Formerly the FIELDS trailing attribute supported specification of an X'xx' scancode. This caused considerable confusion because the value produced was translated to its functional equivalent for fkey purposes (e.g. X'02' became fkey 90 - pgup).

This hex scancode capability has been removed as of this release.

It is necessary to specify only numeric values for trailing attribute hot key values. These values correspond to FKEY results that are produced by clicking on the hot field.

NxtRow, Next and NxtCol

The NxtRow, Next, and NxtCol internal functions we're introduced, and compatible with INPUT FIELDS, in BR! 4.20.

Next, NxtRow and NxtCol

The keyword Next can be used in the same manner as CUR in that the next cursor position within a 2D control can be identified.

00100 INPUT FIELDS "row,col,GRID 10/60, SUB, NEXT, NOWAIT": next_pos

The NxtRow is an internal function that identifies the character position or cell row associated with the next cursor position (e.g. where the mouse was last clicked). If the next cursor position is in a 2D control, then NxtRow specifies the row of the cell within the 2D control. If not it specifies the first character position of the next control to receive focus.

NxtCol specifies the column of the respective position.

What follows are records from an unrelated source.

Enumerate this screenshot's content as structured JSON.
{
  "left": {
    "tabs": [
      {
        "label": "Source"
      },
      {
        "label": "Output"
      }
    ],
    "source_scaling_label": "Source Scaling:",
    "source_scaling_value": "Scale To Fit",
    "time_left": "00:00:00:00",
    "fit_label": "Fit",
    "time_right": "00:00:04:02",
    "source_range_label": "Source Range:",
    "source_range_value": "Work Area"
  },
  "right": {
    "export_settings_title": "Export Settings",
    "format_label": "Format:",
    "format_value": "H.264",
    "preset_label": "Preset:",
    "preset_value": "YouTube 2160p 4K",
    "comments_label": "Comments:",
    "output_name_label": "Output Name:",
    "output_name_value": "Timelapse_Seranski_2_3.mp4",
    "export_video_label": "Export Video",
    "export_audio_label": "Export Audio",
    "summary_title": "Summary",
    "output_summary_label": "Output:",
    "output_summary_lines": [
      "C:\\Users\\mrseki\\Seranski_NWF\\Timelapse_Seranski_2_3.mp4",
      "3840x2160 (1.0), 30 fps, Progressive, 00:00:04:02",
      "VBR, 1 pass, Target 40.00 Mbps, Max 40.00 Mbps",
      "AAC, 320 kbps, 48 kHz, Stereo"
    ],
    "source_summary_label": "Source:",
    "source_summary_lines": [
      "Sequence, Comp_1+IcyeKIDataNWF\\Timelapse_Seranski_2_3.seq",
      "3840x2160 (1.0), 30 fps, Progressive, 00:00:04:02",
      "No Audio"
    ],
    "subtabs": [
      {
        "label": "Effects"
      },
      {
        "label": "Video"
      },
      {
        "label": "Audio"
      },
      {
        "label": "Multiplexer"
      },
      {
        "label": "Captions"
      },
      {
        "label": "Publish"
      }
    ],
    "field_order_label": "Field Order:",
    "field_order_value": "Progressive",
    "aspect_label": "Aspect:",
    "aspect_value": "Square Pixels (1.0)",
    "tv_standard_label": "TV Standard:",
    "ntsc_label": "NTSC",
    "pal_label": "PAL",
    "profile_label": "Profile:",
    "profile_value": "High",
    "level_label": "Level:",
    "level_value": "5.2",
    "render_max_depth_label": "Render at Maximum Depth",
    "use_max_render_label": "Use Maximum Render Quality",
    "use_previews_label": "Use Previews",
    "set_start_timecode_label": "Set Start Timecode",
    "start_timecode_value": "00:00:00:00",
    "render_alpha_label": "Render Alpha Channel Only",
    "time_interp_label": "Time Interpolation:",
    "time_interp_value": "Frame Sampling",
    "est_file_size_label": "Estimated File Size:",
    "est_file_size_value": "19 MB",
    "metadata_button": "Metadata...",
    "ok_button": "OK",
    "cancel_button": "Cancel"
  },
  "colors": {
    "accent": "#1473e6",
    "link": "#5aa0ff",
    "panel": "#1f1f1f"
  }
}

With respect to these functions, the next cursor position can be the result of keyboard or mouse activity. If the next position results from keyboard activity then NxtRow has the same value as CurRow when Enter is pressed or control was returned in response to a leading attribute such as X (return control upon exit). When the mouse is used to return control to a program, the next cursor position is the pointer location that is double clicked or hot location that is single clicked.

One key concept here is that just as one must keep track of what type of control was last accessed, by means other than CurRow and CurCol, similarly **one must determine the type of control to be next accessed by means other than NxtRow and NxtCol**. This can be done with the system function NxtFld plus hotkey event (fkey) numbers.